Oncology remains a dominant therapeutic area, representing nearly 40% of deals and 45% of funds invested. US companies dominate M&A activity, with 80% of targets and 60% of acquirers based there. Besides PE and large pharma companies, other biotech firms and medium-sized pharmaceutical companies also invested. For example, many of the large pharma companies are adopting a science-led portfolio-driven approach to their pipeline. Although 2024 saw a slowdown in biotech deals, the numbers remain high compared to other subsectors.
Investors might continue to be more cautious, but large pharmaceutical companies still need to expand their portfolios and find new revenue sources, leading to a promising market outlook for the 2025 biotech deal landscape. However, we expect this will be characterised by smaller deals as compared to the record deal values observed in the past (based on individual deal value), while large pharmaceutical companies are likely to access highly valued assets by employing more innovative strategies, such as collaborations, alliances, or joint ventures. Consequently, and in contrast to the broader M&A market trend of increasing momentum in megadeals, we anticipate seeing less health industries megadeals activity in 2025 than during 2024 and 2023.

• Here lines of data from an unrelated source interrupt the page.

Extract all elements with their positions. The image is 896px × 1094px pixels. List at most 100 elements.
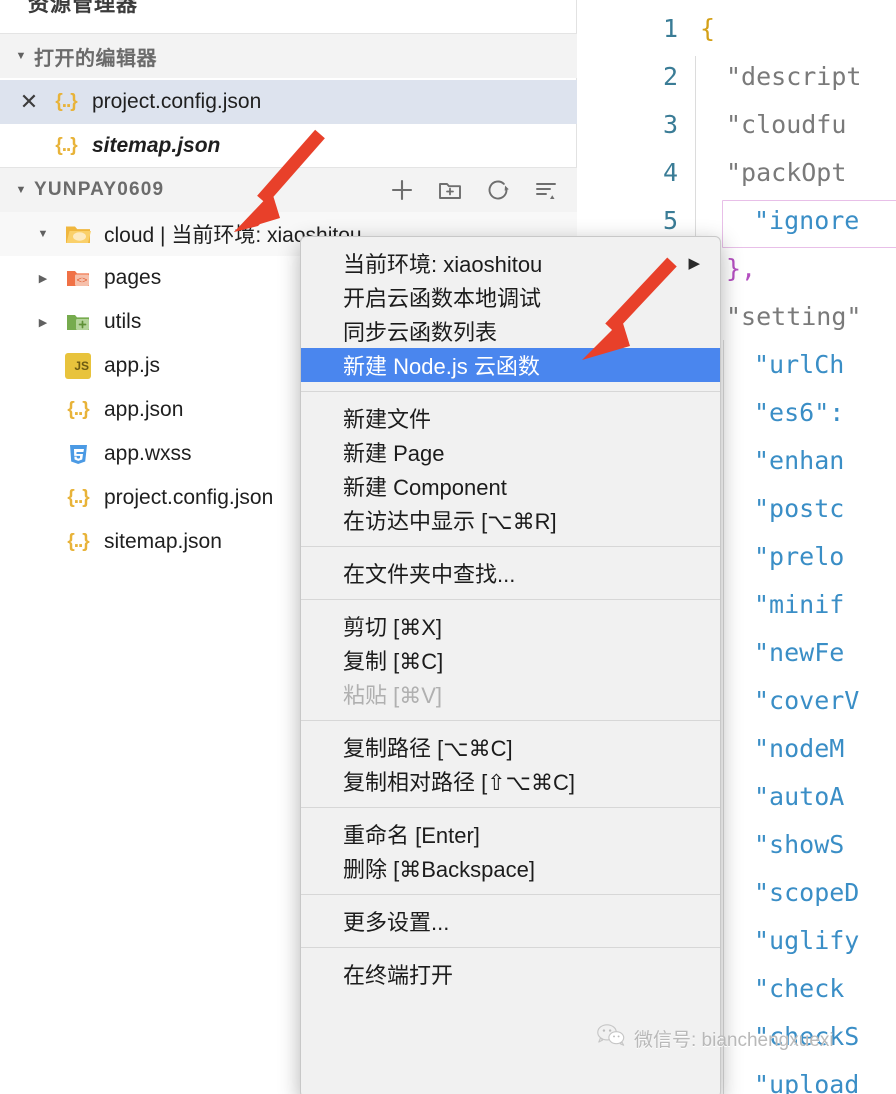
- menu-item-enable-local-debug[interactable]: 开启云函数本地调试: [301, 280, 720, 314]
- menu-item-delete[interactable]: 删除 [⌘Backspace]: [301, 851, 720, 885]
- chevron-right-icon[interactable]: ▶: [30, 272, 56, 285]
- menu-item-new-page[interactable]: 新建 Page: [301, 435, 720, 469]
- menu-separator: [301, 947, 720, 948]
- menu-separator: [301, 599, 720, 600]
- code-line-15: "coverV: [754, 686, 860, 715]
- json-icon: {..}: [55, 91, 77, 112]
- indent-guide: [723, 340, 724, 1094]
- section-project-root[interactable]: ▼ YUNPAY0609: [0, 168, 577, 212]
- section-open-editors[interactable]: ▼ 打开的编辑器: [0, 34, 577, 78]
- menu-separator: [301, 546, 720, 547]
- code-line-2: "descript: [726, 62, 862, 91]
- menu-item-label: 在文件夹中查找...: [343, 562, 516, 587]
- menu-item-label: 粘贴 [⌘V]: [343, 683, 443, 708]
- line-number: 4: [662, 158, 678, 187]
- folder-utils-icon: [56, 308, 100, 336]
- open-editor-item-project-config[interactable]: ✕ {..} project.config.json: [0, 80, 577, 124]
- chevron-down-icon[interactable]: ▼: [30, 228, 56, 240]
- menu-item-label: 删除 [⌘Backspace]: [343, 857, 535, 882]
- menu-item-copy[interactable]: 复制 [⌘C]: [301, 643, 720, 677]
- menu-item-paste: 粘贴 [⌘V]: [301, 677, 720, 711]
- chevron-right-icon[interactable]: ▶: [688, 254, 700, 272]
- code-line-13: "minif: [754, 590, 845, 619]
- code-line-23: "upload: [754, 1070, 860, 1094]
- tree-label-pages: pages: [104, 266, 162, 289]
- code-line-20: "uglify: [754, 926, 860, 955]
- menu-item-label: 开启云函数本地调试: [343, 286, 542, 311]
- json-icon: {..}: [67, 531, 89, 552]
- code-line-9: "es6":: [754, 398, 845, 427]
- menu-item-cut[interactable]: 剪切 [⌘X]: [301, 609, 720, 643]
- menu-item-label: 新建 Node.js 云函数: [343, 354, 540, 379]
- code-line-5: "ignore: [754, 206, 860, 235]
- code-line-16: "nodeM: [754, 734, 845, 763]
- menu-item-new-file[interactable]: 新建文件: [301, 401, 720, 435]
- svg-text:<>: <>: [77, 276, 88, 286]
- open-editor-label: sitemap.json: [92, 134, 221, 157]
- code-line-8: "urlCh: [754, 350, 845, 379]
- code-line-19: "scopeD: [754, 878, 860, 907]
- menu-item-reveal-in-finder[interactable]: 在访达中显示 [⌥⌘R]: [301, 503, 720, 537]
- line-number: 5: [662, 206, 678, 235]
- chevron-down-icon[interactable]: ▼: [8, 184, 34, 196]
- code-line-18: "showS: [754, 830, 845, 859]
- menu-item-sync-cloud-functions[interactable]: 同步云函数列表: [301, 314, 720, 348]
- tree-label-sitemap-json: sitemap.json: [104, 530, 222, 553]
- wechat-icon: [596, 1022, 626, 1054]
- menu-item-label: 新建 Component: [343, 475, 507, 500]
- new-folder-icon[interactable]: [437, 177, 463, 203]
- context-menu[interactable]: 当前环境: xiaoshitou ▶ 开启云函数本地调试 同步云函数列表 新建 …: [300, 236, 721, 1094]
- menu-item-more-settings[interactable]: 更多设置...: [301, 904, 720, 938]
- menu-item-label: 复制相对路径 [⇧⌥⌘C]: [343, 770, 576, 795]
- code-line-1: {: [700, 14, 716, 43]
- collapse-all-icon[interactable]: [533, 177, 559, 203]
- line-number: 3: [662, 110, 678, 139]
- code-line-4: "packOpt: [726, 158, 847, 187]
- project-name-label: YUNPAY0609: [34, 179, 165, 200]
- menu-separator: [301, 894, 720, 895]
- code-line-21: "check: [754, 974, 845, 1003]
- tree-label-utils: utils: [104, 310, 142, 333]
- open-editor-item-sitemap[interactable]: {..} sitemap.json: [0, 124, 577, 168]
- json-icon: {..}: [67, 399, 89, 420]
- chevron-right-icon[interactable]: ▶: [30, 316, 56, 329]
- folder-pages-icon: <>: [56, 264, 100, 292]
- menu-separator: [301, 391, 720, 392]
- menu-item-label: 在访达中显示 [⌥⌘R]: [343, 509, 557, 534]
- menu-item-copy-path[interactable]: 复制路径 [⌥⌘C]: [301, 730, 720, 764]
- menu-item-label: 当前环境: xiaoshitou: [343, 252, 543, 277]
- explorer-title: 资源管理器: [28, 0, 138, 16]
- code-line-17: "autoA: [754, 782, 845, 811]
- menu-separator: [301, 720, 720, 721]
- json-icon: {..}: [67, 487, 89, 508]
- code-line-7: "setting": [726, 302, 862, 331]
- menu-item-label: 剪切 [⌘X]: [343, 615, 443, 640]
- menu-item-label: 复制 [⌘C]: [343, 649, 444, 674]
- menu-item-new-nodejs-cloud-function[interactable]: 新建 Node.js 云函数: [301, 348, 720, 382]
- menu-item-rename[interactable]: 重命名 [Enter]: [301, 817, 720, 851]
- close-icon[interactable]: ✕: [14, 91, 44, 113]
- menu-item-open-in-terminal[interactable]: 在终端打开: [301, 957, 720, 991]
- menu-item-label: 重命名 [Enter]: [343, 823, 480, 848]
- menu-item-label: 新建文件: [343, 407, 432, 432]
- new-file-icon[interactable]: [389, 177, 415, 203]
- watermark: 微信号: bianchengxuexi: [596, 1022, 834, 1054]
- menu-item-current-env[interactable]: 当前环境: xiaoshitou ▶: [301, 246, 720, 280]
- menu-item-copy-relative-path[interactable]: 复制相对路径 [⇧⌥⌘C]: [301, 764, 720, 798]
- menu-item-label: 同步云函数列表: [343, 320, 498, 345]
- menu-item-new-component[interactable]: 新建 Component: [301, 469, 720, 503]
- section-open-editors-label: 打开的编辑器: [34, 47, 157, 70]
- menu-item-label: 新建 Page: [343, 441, 445, 466]
- tree-label-app-js: app.js: [104, 354, 161, 377]
- watermark-text: 微信号: bianchengxuexi: [634, 1029, 834, 1051]
- js-icon: JS: [56, 353, 100, 379]
- code-line-14: "newFe: [754, 638, 845, 667]
- menu-item-find-in-folder[interactable]: 在文件夹中查找...: [301, 556, 720, 590]
- code-line-10: "enhan: [754, 446, 845, 475]
- refresh-icon[interactable]: [485, 177, 511, 203]
- json-icon: {..}: [55, 135, 77, 156]
- menu-item-label: 更多设置...: [343, 910, 450, 935]
- menu-separator: [301, 807, 720, 808]
- code-line-3: "cloudfu: [726, 110, 847, 139]
- chevron-down-icon[interactable]: ▼: [8, 50, 34, 62]
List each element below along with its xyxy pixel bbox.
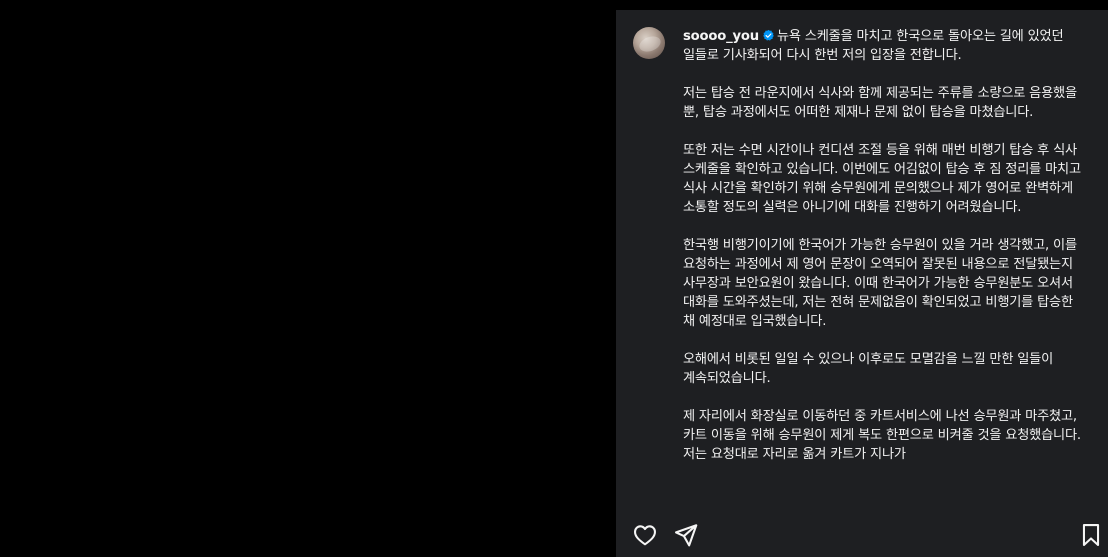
paper-plane-icon bbox=[675, 524, 698, 547]
panel-top-divider bbox=[616, 0, 1108, 10]
post-viewer: soooo_you 뉴욕 스케줄을 마치고 한국으로 돌아오는 길에 있었던 일들… bbox=[0, 0, 1108, 557]
share-button[interactable] bbox=[673, 522, 699, 548]
caption-paragraph-3: 또한 저는 수면 시간이나 컨디션 조절 등을 위해 매번 비행기 탑승 후 식… bbox=[683, 143, 1081, 215]
heart-icon bbox=[634, 525, 656, 546]
like-button[interactable] bbox=[632, 522, 658, 548]
bookmark-icon bbox=[1082, 524, 1100, 546]
caption-paragraph-4: 한국행 비행기이기에 한국어가 가능한 승무원이 있을 거라 생각했고, 이를 … bbox=[683, 238, 1077, 329]
post-media[interactable] bbox=[0, 0, 616, 557]
username-link[interactable]: soooo_you bbox=[683, 29, 759, 44]
caption-paragraph-5: 오해에서 비롯된 일일 수 있으나 이후로도 모멸감을 느낄 만한 일들이 계속… bbox=[683, 352, 1054, 386]
avatar[interactable] bbox=[633, 27, 665, 59]
action-bar bbox=[616, 512, 1108, 557]
post-side-panel: soooo_you 뉴욕 스케줄을 마치고 한국으로 돌아오는 길에 있었던 일들… bbox=[616, 0, 1108, 557]
verified-badge-icon bbox=[763, 29, 774, 41]
save-button[interactable] bbox=[1078, 522, 1104, 548]
caption-paragraph-6: 제 자리에서 화장실로 이동하던 중 카트서비스에 나선 승무원과 마주쳤고, … bbox=[683, 409, 1081, 462]
caption-paragraph-2: 저는 탑승 전 라운지에서 식사와 함께 제공되는 주류를 소량으로 음용했을 … bbox=[683, 86, 1077, 120]
caption-paragraph-1: soooo_you 뉴욕 스케줄을 마치고 한국으로 돌아오는 길에 있었던 일들… bbox=[683, 27, 1088, 65]
caption-block: soooo_you 뉴욕 스케줄을 마치고 한국으로 돌아오는 길에 있었던 일들… bbox=[633, 27, 1093, 483]
caption-text: soooo_you 뉴욕 스케줄을 마치고 한국으로 돌아오는 길에 있었던 일들… bbox=[683, 27, 1088, 483]
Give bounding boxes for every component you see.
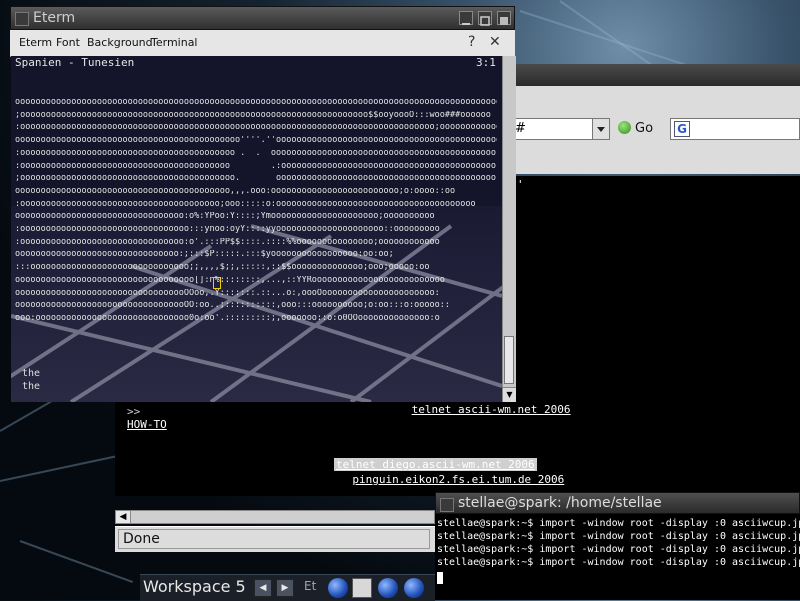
- workspace-pager: Workspace 5 ◀ ▶ Et: [140, 574, 435, 601]
- help-icon[interactable]: ?: [468, 34, 475, 50]
- ascii-art-line: :ooooooooooooooooooooooooooooooooooooooo…: [15, 161, 497, 171]
- go-arrow-icon: [618, 121, 631, 134]
- menu-font[interactable]: Font: [56, 36, 80, 49]
- prompt-arrows: >>: [127, 405, 141, 418]
- chevron-down-icon: [597, 127, 605, 132]
- ascii-art-line: ooooooooooooooooooooooooooooooooooo[]:n%…: [15, 275, 445, 285]
- search-input[interactable]: G: [670, 118, 800, 140]
- live-stream-link[interactable]: telnet ascii-wm.net 2006: [412, 403, 571, 416]
- ascii-art-line: ;ooooooooooooooooooooooooooooooooooooooo…: [15, 110, 491, 120]
- content-line-3: ?': [531, 249, 545, 262]
- workspace-label[interactable]: Workspace 5: [143, 577, 246, 596]
- ascii-art-line: oooooooooooooooooooooooooooooooooooooooo…: [15, 136, 497, 146]
- window-menu-icon[interactable]: [440, 498, 454, 512]
- globe-icon[interactable]: [328, 578, 348, 598]
- globe-icon[interactable]: [404, 578, 424, 598]
- next-workspace-button[interactable]: ▶: [276, 579, 294, 597]
- eterm-title: Eterm: [33, 10, 76, 26]
- xterm-title: stellae@spark: /home/stellae: [458, 495, 662, 511]
- xterm-screen[interactable]: stellae@spark:~$ import -window root -di…: [435, 514, 800, 600]
- ascii-art-line: :ooooooooooooooooooooooooooooooooooooooo…: [15, 148, 497, 158]
- ascii-art-line: oooooooooooooooooooooooooooooooooOO:oo..…: [15, 301, 450, 311]
- terminal-scrollbar[interactable]: ▼: [502, 56, 516, 402]
- window-menu-icon[interactable]: [15, 12, 29, 26]
- scroll-down-icon[interactable]: ▼: [503, 387, 516, 402]
- browser-statusbar: Done: [115, 526, 435, 552]
- live-stream-prefix: LIVE-STREAM!!:~$: [299, 403, 405, 416]
- content-line-1: )?: [517, 206, 531, 219]
- ascii-art-line: oooooooooooooooooooooooooooooooooooooooo…: [15, 186, 456, 196]
- mirror-link-2[interactable]: pinguin.eikon2.fs.ei.tum.de 2006: [352, 473, 564, 486]
- howto-link[interactable]: HOW-TO: [127, 418, 167, 431]
- right-small-top: HIGH: [783, 408, 800, 416]
- blank-window-icon[interactable]: [352, 578, 372, 598]
- browser-titlebar[interactable]: [510, 64, 800, 87]
- xterm-line: stellae@spark:~$ import -window root -di…: [437, 531, 800, 542]
- xterm-window: stellae@spark: /home/stellae stellae@spa…: [435, 492, 800, 600]
- terminal-cursor: [213, 277, 221, 289]
- xterm-line: stellae@spark:~$ import -window root -di…: [437, 544, 800, 555]
- close-icon[interactable]: [497, 11, 511, 25]
- ascii-art-line: :::ooooooooooooooooooooooooooooooo;;,,,,…: [15, 263, 430, 273]
- eterm-titlebar[interactable]: Eterm: [10, 6, 515, 30]
- minimize-icon[interactable]: [459, 11, 473, 25]
- maximize-icon[interactable]: [478, 11, 492, 26]
- status-text: Done: [118, 529, 430, 549]
- ascii-art-line: ooooooooooooooooooooooooooooooooo:o%:YPo…: [15, 212, 435, 222]
- scrollbar-thumb[interactable]: [504, 336, 514, 384]
- eterm-menubar: Eterm Font Background Terminal ? ✕: [10, 30, 515, 57]
- go-label: Go: [635, 121, 654, 136]
- ascii-art-line: :ooooooooooooooooooooooooooooooooooooooo…: [15, 199, 476, 209]
- mirrors-heading: MIRRORS:: [405, 431, 458, 444]
- ascii-art-line: :ooooooooooooooooooooooooooooooooooooooo…: [15, 123, 497, 133]
- go-button[interactable]: Go: [618, 118, 653, 140]
- url-dropdown-button[interactable]: [592, 118, 610, 140]
- match-title: Spanien - Tunesien: [15, 56, 135, 69]
- mirror-link-1[interactable]: telnet diego.ascii-wm.net 2006: [334, 458, 537, 471]
- ascii-art-line: ;ooooooooooooooooooooooooooooooooooooooo…: [15, 174, 497, 184]
- live-stream-line: LIVE-STREAM!!:~$ telnet ascii-wm.net 200…: [299, 403, 571, 416]
- xterm-titlebar[interactable]: stellae@spark: /home/stellae: [435, 492, 800, 514]
- mirror2-prefix: telnet: [306, 473, 346, 486]
- right-small-bottom: SIL: [781, 418, 800, 432]
- footer-line-1: the: [22, 368, 41, 379]
- footer-line-2: the: [22, 381, 41, 392]
- eterm-dock-icon[interactable]: Et: [304, 579, 316, 593]
- content-quote: ': [517, 178, 524, 191]
- menu-background[interactable]: Background: [87, 36, 153, 49]
- ascii-art-line: ooo:oooooooooooooooooooooooooooooo0o:oo'…: [15, 313, 440, 323]
- match-score: 3:1: [476, 56, 496, 69]
- menu-eterm[interactable]: Eterm: [19, 36, 52, 49]
- ascii-art-line: :oooooooooooooooooooooooooooooooo:o'.:::…: [15, 237, 440, 247]
- xterm-line: stellae@spark:~$ import -window root -di…: [437, 557, 800, 568]
- scroll-left-icon[interactable]: ◀: [116, 511, 131, 523]
- content-line-2: jg/ f: [517, 222, 551, 235]
- xterm-line: stellae@spark:~$ import -window root -di…: [437, 518, 800, 529]
- ascii-art-line: oooooooooooooooooooooooooooooooooooooooo…: [15, 98, 497, 107]
- ascii-art-line: oooooooooooooooooooooooooooooooo:;:::$P:…: [15, 250, 394, 260]
- url-text: #: [515, 121, 526, 136]
- close-terminal-icon[interactable]: ✕: [489, 34, 501, 50]
- prev-workspace-button[interactable]: ◀: [254, 579, 272, 597]
- ascii-art-line: :ooooooooooooooooooooooooooooooooo:::yno…: [15, 225, 440, 234]
- menu-terminal[interactable]: Terminal: [151, 36, 198, 49]
- mirror-line-2: telnet pinguin.eikon2.fs.ei.tum.de 2006: [306, 473, 564, 486]
- horizontal-scrollbar[interactable]: ◀: [115, 510, 435, 524]
- ascii-art-line: oooooooooooooooooooooooooooooooooOOoo,.Y…: [15, 288, 440, 298]
- xterm-cursor: [437, 572, 443, 584]
- search-engine-icon[interactable]: G: [674, 121, 690, 137]
- globe-icon[interactable]: [378, 578, 398, 598]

In addition to biotech, we expect that portfolio optimisation, GLP-1s, telehealth, healthtech, health analytics and consumer healthcare will be hot spots for M&A activity in health industries in 2025:
Global M&A volumes and values in health industries declined between 2023 and 2024 by 20% and 29%, respectively. Pharma and life sciences deal volumes decreased by 18%, but values decreased more significantly by 31% due to fewer megadeals (deals greater than $5bn)—with ten megadeals in 2023, down to two in 2024. Healthcare services deal volumes and values declined by 22% and 21%, respectively.
With an ever-persistent business need to get deals done to stay competitive, health industries companies that proactively build the capabilities to acquire, divest and integrate the right assets will outperform the rest of the sector. As the macro and regulatory environment that has slowed health industries dealmaking in recent years begins to improve, dealmakers should be ready to act quickly on innovative assets when they hit the market. The further development of interest rates should be watched closely as well as policy changes arising from the new US administration. In particular, the anticipated easing of regulations may provide a tailwind to pharma and health industries dealmaking, not just in the US, but also globally. Health industries leaders who are already thinking several steps ahead and can successfully navigate remaining uncertainties will have a significant opportunity in 2025 to use M&A to transform their businesses for success.